Thursday, October 25, 2007

Friends Pt. II

I was too drunk to remember where Dr. Neptar's lair was exactly. Somewhere around that time, too, I went to a party at Robbie and his girlfriend's house. Her name was Lisa. I remember she was hot in a 20 yr old hippy drifter observing a late 20-something yr old bohemian girl sort of way. She was too shy to full-monte into Dr. Neptar's hot tub with the rest of us. That was a fun night. I don't remember where we slept. On some couch somewhere I'm sure. Thinking back it's as if the nights, in my memory, never had an end. Like the wilderness bachelor party where we all got struck by lightning because we were sitting in a puddle beneath a tarp up Suck Creek Canyon. Only one blog reader may have the answers, the details -- the glue necessary to reassemble missing and broken pieces. I remember King Cobra in the Camelbak, prank calls, Timmy the Talking Truck, nude laps around the block, Sugar albums, crashing your Saab turbo, and building my first set of wheels under your guidance. Do you remember the Salsa pint glass you gave me years ago? I'm still drinkin' out of it. This sounds like a bad man-on-man personal ad. Maybe it is. What's wrong with a man loving another man? Thanks for turning me on to so much stuff, a lot of which is only now beginning to make sense.


For every "dark" side, there must be a "light" side I suppose. Of course, that is if one chooses to see things that way. Perhaps that's why I treasure this photo so much -- it reminds me of the struggle of trying to reconcile one stance against the other, the futility of believing that one view is better than another. (And symbolically Dave is in black, Stewart dressed in a coralish pink!) While Dave and friends were busy leading me down the road of mountain biking, loud music and tequila binges, Stewart was turning me on to the Dead, CSN, and generally feeding my tie-dye side. We had a lot of good talks (and we did our fair share of partying too). He helped me gain some perspective during the horribly rudderless times of one's 20s. Thanks for always telling me I had an old soul, Stew. The hikes and climbing trips we did are some of the fondest memories for me. Stewart's wife Kelley held my hair out of the toilet when I threw my first real party and got way ahead of my friends with consumption. They tucked me into bed and told the guests not to jump on me. (That admonishment did not save the hood of my Bug from being dented that night beneath someone's body weight.) Of course, my revenge will always be the salad incident, which I did not see (only lived secondhand over the phone), but still cannot think of without almost crying. And the common thread -- laughter. Genuine, healthy, belly-aching laughter. Jokes and fun and laughing at everything -- especially oneself. And perhaps the best gift Stewart ever gave me -- the phrase "I love you, bro." Stew was the first friend who always closed our visits, our conversations with that phrase.

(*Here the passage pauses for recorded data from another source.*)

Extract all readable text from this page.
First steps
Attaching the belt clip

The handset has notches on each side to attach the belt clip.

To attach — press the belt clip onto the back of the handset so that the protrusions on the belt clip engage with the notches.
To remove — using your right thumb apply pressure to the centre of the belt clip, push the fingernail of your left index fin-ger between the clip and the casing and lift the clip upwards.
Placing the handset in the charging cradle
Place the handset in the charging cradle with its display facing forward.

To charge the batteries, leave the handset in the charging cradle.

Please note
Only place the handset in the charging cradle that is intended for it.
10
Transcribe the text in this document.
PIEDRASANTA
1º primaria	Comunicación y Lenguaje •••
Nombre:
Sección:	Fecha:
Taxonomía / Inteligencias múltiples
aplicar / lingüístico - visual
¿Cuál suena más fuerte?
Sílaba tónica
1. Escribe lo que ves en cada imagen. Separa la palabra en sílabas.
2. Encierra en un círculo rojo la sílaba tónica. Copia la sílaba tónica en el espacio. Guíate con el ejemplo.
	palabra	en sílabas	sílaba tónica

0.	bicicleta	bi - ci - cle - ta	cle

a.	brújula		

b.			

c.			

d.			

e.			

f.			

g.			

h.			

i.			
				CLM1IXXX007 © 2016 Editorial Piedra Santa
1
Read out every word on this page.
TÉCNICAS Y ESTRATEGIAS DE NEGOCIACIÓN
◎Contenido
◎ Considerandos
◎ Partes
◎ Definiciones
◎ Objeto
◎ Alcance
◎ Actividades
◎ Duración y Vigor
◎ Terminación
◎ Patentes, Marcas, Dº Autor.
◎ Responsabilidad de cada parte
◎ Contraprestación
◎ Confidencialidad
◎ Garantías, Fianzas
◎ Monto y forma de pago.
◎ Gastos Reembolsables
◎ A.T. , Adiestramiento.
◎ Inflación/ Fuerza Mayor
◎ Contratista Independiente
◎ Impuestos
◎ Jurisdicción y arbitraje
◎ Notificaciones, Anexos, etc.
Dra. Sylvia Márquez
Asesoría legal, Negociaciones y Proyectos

Of course, there is no dark side and no light side -- at least not from where I view things. But it took a long time to realize that truism. Over Christmas 2005, April, Sylvia and I were lucky enough to take a long trip south again -- to visit my family and friends in Tennessee. We spent some time with David and Rosalie, my ex-wife Robin and her parents, and we stayed with David and his wife Sherrie, as well as having dinner with Stew and Kelley at their place. I've maintained regular contact off and on with Stewart, but hadn't seen Dave in years. Things weren't always smooth between us -- we both had our share of issues to explore that circumnavigate the boundaries of most friendships. The beautiful thing, I've discovered, is that if you leave some room a heartspace never seems to diminish. We popped in, parked a large, loud diesel dualie in their narrow drive, made some introductions and were off like old times. Almost as if we have more in common now actually.


Dave and Sherrie at Brewer's Jam in Knoxville.

Enough for this post. It's the fall -- it makes me wax philosophical. Soon it will be even darker and colder, friends. Best to find some warmth among kith and kin.

2 comments:

Andy said...

i don't have any friends. nice post.

Patch O'Houli said...

It could be your blog. Maybe you should write about god and kittens and happy things. Just a thought. And always remember: Jesus is your friend.